Being sedentary for even a short period can have noticeable effects on the body. Muscles tighten, flexibility decreases, and even simple movements can become painful. After experiencing this firsthand, the importance of regular movement becomes undeniable.
The Physical Toll of Inactivity
“I have been feeling sick for some days, I have not really exercised and it did not do any good for my system,” shared a determined fitness enthusiast during their comeback workout. “My body became stiff. I tried to stretch, even the back of my legs, my knees, my toes, everything pained me. Because of lack of exercise.”
This experience highlights how quickly our bodies can respond negatively to a break in routine. Even for those who exercise regularly, a brief hiatus can result in discomfort and reduced performance.
Mind Over Matter: The Mental Game of Fitness
Getting back into exercise after a break requires mental fortitude. As observed during this recovery workout, controlling your impulses plays a crucial role in fitness success:
“It is very hard to lose weight, but very easy to gain weight. All you need to do is to push your body. You force it. Don't let your body control you—you control your body. Control your mouth. When you feel like eating a snack, you say no. I will not eat today's snack. I will exercise first.”
This mindset of discipline extends beyond just the workout itself and into everyday choices that impact overall health.
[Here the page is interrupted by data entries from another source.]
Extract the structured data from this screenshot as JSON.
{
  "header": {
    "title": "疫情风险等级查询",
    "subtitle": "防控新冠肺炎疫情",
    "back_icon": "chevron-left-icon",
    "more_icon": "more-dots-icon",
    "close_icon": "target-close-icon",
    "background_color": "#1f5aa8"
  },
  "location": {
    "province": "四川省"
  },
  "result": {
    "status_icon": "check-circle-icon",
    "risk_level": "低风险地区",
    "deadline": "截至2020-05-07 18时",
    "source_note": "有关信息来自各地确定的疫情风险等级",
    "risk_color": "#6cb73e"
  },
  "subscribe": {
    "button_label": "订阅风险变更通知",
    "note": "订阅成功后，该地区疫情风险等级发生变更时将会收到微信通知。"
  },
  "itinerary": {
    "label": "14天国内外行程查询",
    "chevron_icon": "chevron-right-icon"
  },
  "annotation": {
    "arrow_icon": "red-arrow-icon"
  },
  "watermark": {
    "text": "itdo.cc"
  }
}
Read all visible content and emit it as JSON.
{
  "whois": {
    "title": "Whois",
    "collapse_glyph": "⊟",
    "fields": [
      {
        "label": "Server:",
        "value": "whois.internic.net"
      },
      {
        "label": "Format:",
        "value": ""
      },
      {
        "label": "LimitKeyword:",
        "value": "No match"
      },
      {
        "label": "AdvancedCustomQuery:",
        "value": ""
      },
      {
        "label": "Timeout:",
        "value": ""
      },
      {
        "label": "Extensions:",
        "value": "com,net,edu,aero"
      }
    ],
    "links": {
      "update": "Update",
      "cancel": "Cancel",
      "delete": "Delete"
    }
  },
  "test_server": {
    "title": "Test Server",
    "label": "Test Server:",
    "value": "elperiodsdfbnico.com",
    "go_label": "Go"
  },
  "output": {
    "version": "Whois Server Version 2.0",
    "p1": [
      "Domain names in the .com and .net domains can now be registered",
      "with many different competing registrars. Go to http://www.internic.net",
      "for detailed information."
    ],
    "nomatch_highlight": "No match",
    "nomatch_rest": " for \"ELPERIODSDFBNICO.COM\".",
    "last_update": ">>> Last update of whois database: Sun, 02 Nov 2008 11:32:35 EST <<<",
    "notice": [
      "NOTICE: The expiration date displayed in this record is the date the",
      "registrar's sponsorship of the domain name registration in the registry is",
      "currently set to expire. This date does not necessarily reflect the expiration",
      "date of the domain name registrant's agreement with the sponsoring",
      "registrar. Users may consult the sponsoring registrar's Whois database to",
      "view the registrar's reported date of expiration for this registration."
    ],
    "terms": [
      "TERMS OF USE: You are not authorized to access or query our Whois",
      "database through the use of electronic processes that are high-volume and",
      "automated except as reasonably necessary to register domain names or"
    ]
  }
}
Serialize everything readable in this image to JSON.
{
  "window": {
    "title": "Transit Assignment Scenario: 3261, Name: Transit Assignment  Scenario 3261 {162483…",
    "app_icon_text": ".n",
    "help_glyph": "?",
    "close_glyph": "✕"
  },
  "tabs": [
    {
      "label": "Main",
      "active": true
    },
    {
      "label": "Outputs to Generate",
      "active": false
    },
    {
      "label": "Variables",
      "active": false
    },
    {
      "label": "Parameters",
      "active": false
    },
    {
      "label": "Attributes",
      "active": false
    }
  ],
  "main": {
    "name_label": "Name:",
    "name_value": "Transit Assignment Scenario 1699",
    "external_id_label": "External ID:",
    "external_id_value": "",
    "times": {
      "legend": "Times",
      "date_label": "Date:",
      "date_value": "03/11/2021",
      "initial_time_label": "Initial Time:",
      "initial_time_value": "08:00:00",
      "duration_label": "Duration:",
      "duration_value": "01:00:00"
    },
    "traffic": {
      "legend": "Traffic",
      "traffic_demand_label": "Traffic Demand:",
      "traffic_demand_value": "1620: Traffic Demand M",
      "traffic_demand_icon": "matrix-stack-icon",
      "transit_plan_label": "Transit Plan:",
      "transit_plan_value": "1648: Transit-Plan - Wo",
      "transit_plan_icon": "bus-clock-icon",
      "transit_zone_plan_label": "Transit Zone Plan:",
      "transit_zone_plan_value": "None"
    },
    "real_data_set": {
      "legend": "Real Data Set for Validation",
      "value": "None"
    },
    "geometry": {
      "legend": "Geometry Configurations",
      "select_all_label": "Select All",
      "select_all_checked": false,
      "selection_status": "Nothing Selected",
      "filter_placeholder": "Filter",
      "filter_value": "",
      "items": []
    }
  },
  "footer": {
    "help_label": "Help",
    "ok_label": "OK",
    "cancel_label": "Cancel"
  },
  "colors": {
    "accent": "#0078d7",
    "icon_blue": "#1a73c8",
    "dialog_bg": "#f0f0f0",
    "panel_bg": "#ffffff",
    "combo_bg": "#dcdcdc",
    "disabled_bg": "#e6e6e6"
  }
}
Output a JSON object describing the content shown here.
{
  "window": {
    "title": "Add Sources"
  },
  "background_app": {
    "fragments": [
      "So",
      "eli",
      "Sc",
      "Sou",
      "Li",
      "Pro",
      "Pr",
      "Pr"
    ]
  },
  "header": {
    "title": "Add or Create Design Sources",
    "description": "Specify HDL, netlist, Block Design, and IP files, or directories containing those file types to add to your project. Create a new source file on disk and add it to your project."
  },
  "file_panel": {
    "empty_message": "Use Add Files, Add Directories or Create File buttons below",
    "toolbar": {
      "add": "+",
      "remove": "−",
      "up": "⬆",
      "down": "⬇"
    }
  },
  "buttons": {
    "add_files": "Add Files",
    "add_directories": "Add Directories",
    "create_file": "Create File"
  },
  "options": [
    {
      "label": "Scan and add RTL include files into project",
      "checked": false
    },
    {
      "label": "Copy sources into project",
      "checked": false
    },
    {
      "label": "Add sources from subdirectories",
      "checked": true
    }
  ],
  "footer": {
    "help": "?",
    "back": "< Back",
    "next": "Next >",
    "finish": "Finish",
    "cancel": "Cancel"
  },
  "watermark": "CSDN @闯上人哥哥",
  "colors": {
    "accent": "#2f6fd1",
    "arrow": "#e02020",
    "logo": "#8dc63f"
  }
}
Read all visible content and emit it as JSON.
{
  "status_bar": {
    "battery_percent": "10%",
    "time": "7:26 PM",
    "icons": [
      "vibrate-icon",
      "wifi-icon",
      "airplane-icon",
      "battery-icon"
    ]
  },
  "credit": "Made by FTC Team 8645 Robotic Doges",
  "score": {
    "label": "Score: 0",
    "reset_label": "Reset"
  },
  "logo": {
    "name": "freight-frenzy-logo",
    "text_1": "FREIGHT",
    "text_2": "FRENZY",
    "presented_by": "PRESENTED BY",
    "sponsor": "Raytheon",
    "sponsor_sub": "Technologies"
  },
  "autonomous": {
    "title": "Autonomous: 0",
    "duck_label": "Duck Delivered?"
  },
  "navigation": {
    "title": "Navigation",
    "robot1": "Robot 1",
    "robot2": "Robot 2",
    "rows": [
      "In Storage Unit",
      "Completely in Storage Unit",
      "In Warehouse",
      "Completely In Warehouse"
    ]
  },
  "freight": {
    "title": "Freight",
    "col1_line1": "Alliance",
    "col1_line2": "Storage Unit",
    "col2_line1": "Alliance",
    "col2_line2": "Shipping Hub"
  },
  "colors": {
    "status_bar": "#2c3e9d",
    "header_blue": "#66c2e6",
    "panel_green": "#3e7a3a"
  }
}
Starting Small and Building Back
When returning to exercise after illness or a break, it's important to ease back in rather than pushing too hard too fast. During this recovery session, the focus was on light jogging and gradually rebuilding stamina.
“We must not be professional. You must not lift 100 pounds. Just start by lifting 10 pounds, 5 pounds. If you cannot lift 10 pounds, just little by little, we are going to be fine.”
This approach of incremental progress is sustainable and reduces the risk of injury or burnout.
Listening to Your Body
While pushing through discomfort is sometimes necessary, being attentive to your body's signals is equally important. During recovery, it's normal to adjust intensity levels to match your current capabilities.
“When I lose weight, I'll start running at speed 10. If I put it now, I will fall because of my weight. I used to put up to seven before. I used to put up to nine. But now I can do up to seven, but not 10, not 11, not 12.”
This acknowledgment of limitations isn't a sign of weakness but rather a strategic approach to long-term fitness success.
The Reward of Persistence
By the end of the session, despite still feeling the effects of recent illness, there was a noticeable improvement in energy and mood. The workout generated nearly 200 calories burned—a solid accomplishment for someone on the mend.
“My energy level is coming back,” was the triumphant observation as the session wrapped up.
This result demonstrates that even when we're not at 100%, showing up and doing what we can has tangible benefits for both physical and mental well-being.
Key Takeaways for Your Fitness Journey
- Consistency matters more than intensity—regular movement prevents stiffness and maintains fitness levels
- Mental discipline is crucial for fitness success—control your impulses rather than letting them control you
- Start small when returning after a break—don't expect to perform at your previous level immediately
- Adjust your workout intensity to match your current capabilities
- Any movement is better than no movement, especially when recovering
Remember that fitness is a lifelong journey with inevitable ups and downs. The key is to keep coming back, even after setbacks, and to celebrate every small victory along the way.